I had, for the first time in 35 years, finally completed another Century ride. Actually a bit more than a Century ride. Goal accomplished.

Final stats:

  • 9:44 Door to door including stops
  • 111.6 miles covered
  • Crossing the Hudson, 4 times
  • Altitude changes: 515->13 feet and then slowly back up to 476 feet. And then all that in reverse
  • 1 Stewart’s Chocolate Milk consumed
  • 1 Stewart’s large brownie devoured
  • 2 chicken fingers digested
  • Some french fries eaten
  • 1 small (which is actually quite large at Martha’s) salted-caramel soft-serve cream in a cone ingested
  • 7:16:12 actual riding time
  • 29.20 top speed on some random hill.
  • 15.3 mph average speed overall (down from 16.3 mph turn around and 15.8 at 100 mile mark, the hills at home and city traffic killed me)

Conclusion

So, the first question that comes to mind, “would I have written this blog post had I failed to achieve my private goal or always kept the failure private?” – Good question. I think it depends on the reason for the failure.

“How did you feel the next day?” – Honestly? Pretty good. Other than my knees, I find if I’m in shape, long rides like this don’t really leave me overly sore the next day. And taking doses of ibuprofen definitely helps with the knees and more.

And of course, “Would you do it again?” – Well I probably won’t wait another 35 years. We’ll see what happens next year or the year after that.

“What other private goals do you have?” – That would be telling! 🙂

Seriously, it was a great time for me, I’m SO glad I did it and am feeling great. Not to bad for someone my age in a year of Covid.

2 thoughts on “Goals

  1. I would have been… 11 the year Dad managed the bike shop? That’s when I got my five speed. Rode it all over the neighborhood, but I mostly remember a couple of years later when we moved out to Jackson Rd, and the Regency Square branch library was in biking distance… I’d go once or twice a week and check out a stack each time. I basically spent the summers of ’76 and ’77 on a lawn lounger in the shade reading. In addition to all the other things I read, it should come as no surprise that I read the space shelf end-to-end at least twice.

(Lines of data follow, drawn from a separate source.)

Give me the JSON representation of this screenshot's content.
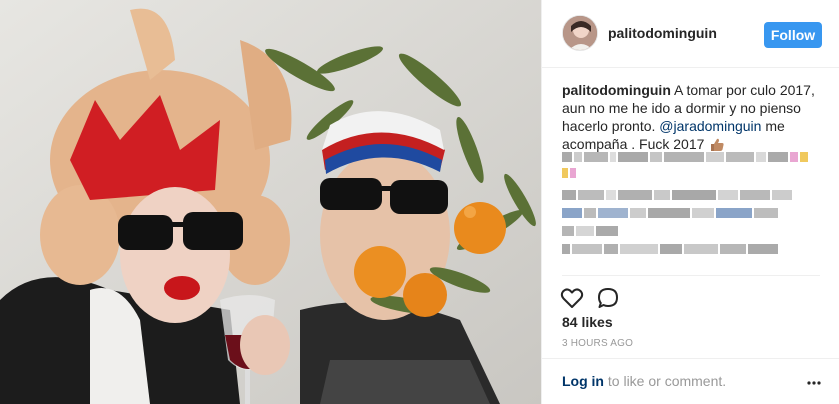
{
  "post": {
    "photo_icon": "photo-image",
    "username": "palitodominguin",
    "follow_label": "Follow",
    "caption": {
      "username": "palitodominguin",
      "text_before": " A tomar por culo 2017, aun no me he ido a dormir y no pienso hacerlo pronto. ",
      "mention": "@jaradominguin",
      "text_after": " me acompaña . Fuck 2017",
      "emoji": "thumbs-up-medium-skin"
    },
    "likes_text": "84 likes",
    "timestamp": "3 HOURS AGO",
    "login_link": "Log in",
    "login_rest": " to like or comment.",
    "icons": {
      "like": "heart-outline-icon",
      "comment": "comment-bubble-icon",
      "more": "more-dots-icon"
    }
  },
  "colors": {
    "follow_bg": "#3897f0",
    "mention": "#003569",
    "muted": "#999999"
  }
}
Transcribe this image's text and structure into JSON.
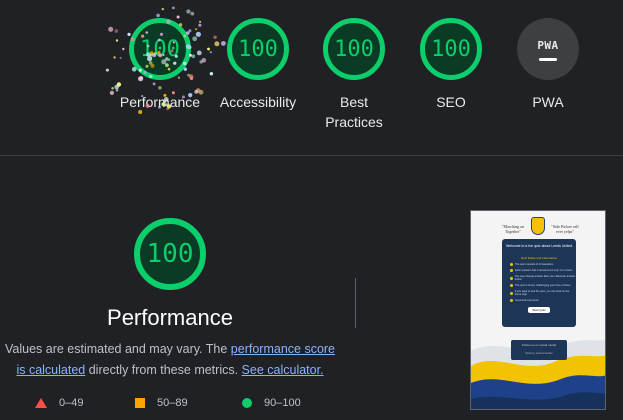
{
  "gauges": [
    {
      "score": "100",
      "label": "Performance"
    },
    {
      "score": "100",
      "label": "Accessibility"
    },
    {
      "score": "100",
      "label": "Best Practices"
    },
    {
      "score": "100",
      "label": "SEO"
    },
    {
      "badge": "PWA",
      "label": "PWA"
    }
  ],
  "performance": {
    "score": "100",
    "title": "Performance",
    "desc_prefix": "Values are estimated and may vary. The ",
    "desc_link1": "performance score is calculated",
    "desc_middle": " directly from these metrics. ",
    "desc_link2": "See calculator."
  },
  "legend": [
    {
      "range": "0–49",
      "color": "#ff4e42",
      "shape": "triangle"
    },
    {
      "range": "50–89",
      "color": "#ffa400",
      "shape": "square"
    },
    {
      "range": "90–100",
      "color": "#0cce6b",
      "shape": "circle"
    }
  ],
  "screenshot": {
    "quote_left": "\"Marching on Together\"",
    "quote_right": "\"Side Before self ever yelps\"",
    "welcome": "Welcome to a fun quiz about Leeds United",
    "rules_title": "Quiz Rules and Information",
    "rules": [
      "The quiz consists of 10 questions",
      "Each question has 4 answers but only 1 is correct",
      "You may change answer after you clicked an answer button",
      "The quiz is timed, challenging your time of focus",
      "If you want to end the quiz, you can click on the home logo",
      "Good luck everyone!"
    ],
    "start_label": "Start Quiz",
    "footer_text": "Follow us on social media",
    "footer_credit": "Made by leedsunitedfan"
  },
  "colors": {
    "good": "#0cce6b",
    "average": "#ffa400",
    "fail": "#ff4e42",
    "link": "#8ab4f8",
    "background": "#202124"
  }
}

    Biking was fun in Florida because it’s basically flaaaaaat. Then we moved to NC, and while our street was mostly flat, it was a t-intersection with a steep ass hill… and a narrow road with no sidewalks. That was pretty much the end of my biking days. (Plus there was nowhere nearby to bike _to_.)

    https://goo.gl/maps/UbLqCY1htx1R5fEu7

    Looking at the hill in Google Maps, I guess it’s not that steep by my current standards… But back then, to a kid who’d lived most of his life in Florida, it was a freakin’ cliff.